Although space mining doesn’t exist as an industry yet, the idea of mining in outer space has fascinated dreamers for over 100 years.


The very first mention of mining asteroids in space comes from an obscure sci-fi novel from 1898 called Edison's Conquest of Mars, written by Garrett P. Serviss. The main characters in the story — which, yes, include the Thomas Edison — stumble upon aliens mining an asteroid made entirely of solid gold. 

The concept of space mining has since continued to inspire storytellers, from classic authors like Isaac Asimov and Richard Heinlein to modern writers like Andy Weir and James S. A. Corey. Hollywood films like Avatar and the Alien series have envisioned asteroid and moon mining as exciting plot devices, as have thousands of video games and other media.
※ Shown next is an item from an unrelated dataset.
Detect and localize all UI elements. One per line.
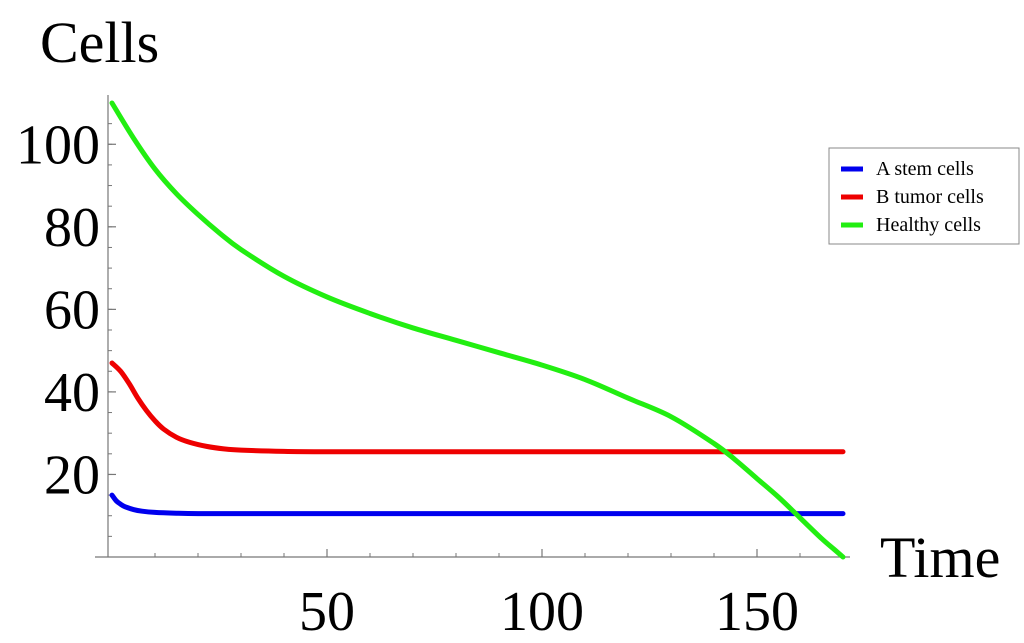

More recently, some have speculated that the idea of space mining could become a part of our future reality. 

Yet while the notion of exploring space and tapping into its valuable resources sounds thrilling, at the end of the day, off-Earth mining is likely decades away from becoming a reality.

The most significant challenge is the economics. Launching missions beyond Earth is extremely expensive, and, as much as we have made progress in space technology and reduced launch costs, the expense of mining in space remains astronomical.

Until very recently, the cost of sending just 1 pound of material into orbit exceeded $5,000.

SpaceX’s website says it costs "as low as" $275,000 to put 50 kilograms into sun-synchronous orbit (SSO).


And that’s a one-way trip that doesn’t get us anywhere near a minable asteroid.

SSO is between 350 and 500 miles in altitude. The asteroid NASA was considering, 16 Psyche, is between 139 million and 214 million miles from the Earth, depending on the moment — and that’s considered a “near-Earth asteroid.”

Then there are the human and labor costs to consider. Astronauts and space engineers with the expertise to conduct mining operations in space are highly limited. As of today, NASA only has a total of 41 “active” astronauts, all of whom would need to be trained to overcome the inevitable logistical hurdles that will come with mining in outer space.

And that’s not to mention a manned space mining mission would take several years, compared with the average NASA mission, which lasts about six months. Who is going to want to leave the Earth for years to mine an asteroid? How much would you have to pay them?

Who’s going to provide insurance for this venture?

Moreover, who’s going to finance a space mining venture right now with ROI that’s guaranteed years to decades away?

It cost NASA $50 million to build the Janus probes that were planned to be sent to 16 Psyche, and they were designed just to take a look!

Don’t get me wrong I do believe humans will be mining in space one day, but for now it’s clear that the dream of space mining remains a distant one. Despite recent reductions in launch prices, the economic realities of space mining suggest it will likely remain uneconomical for years to come.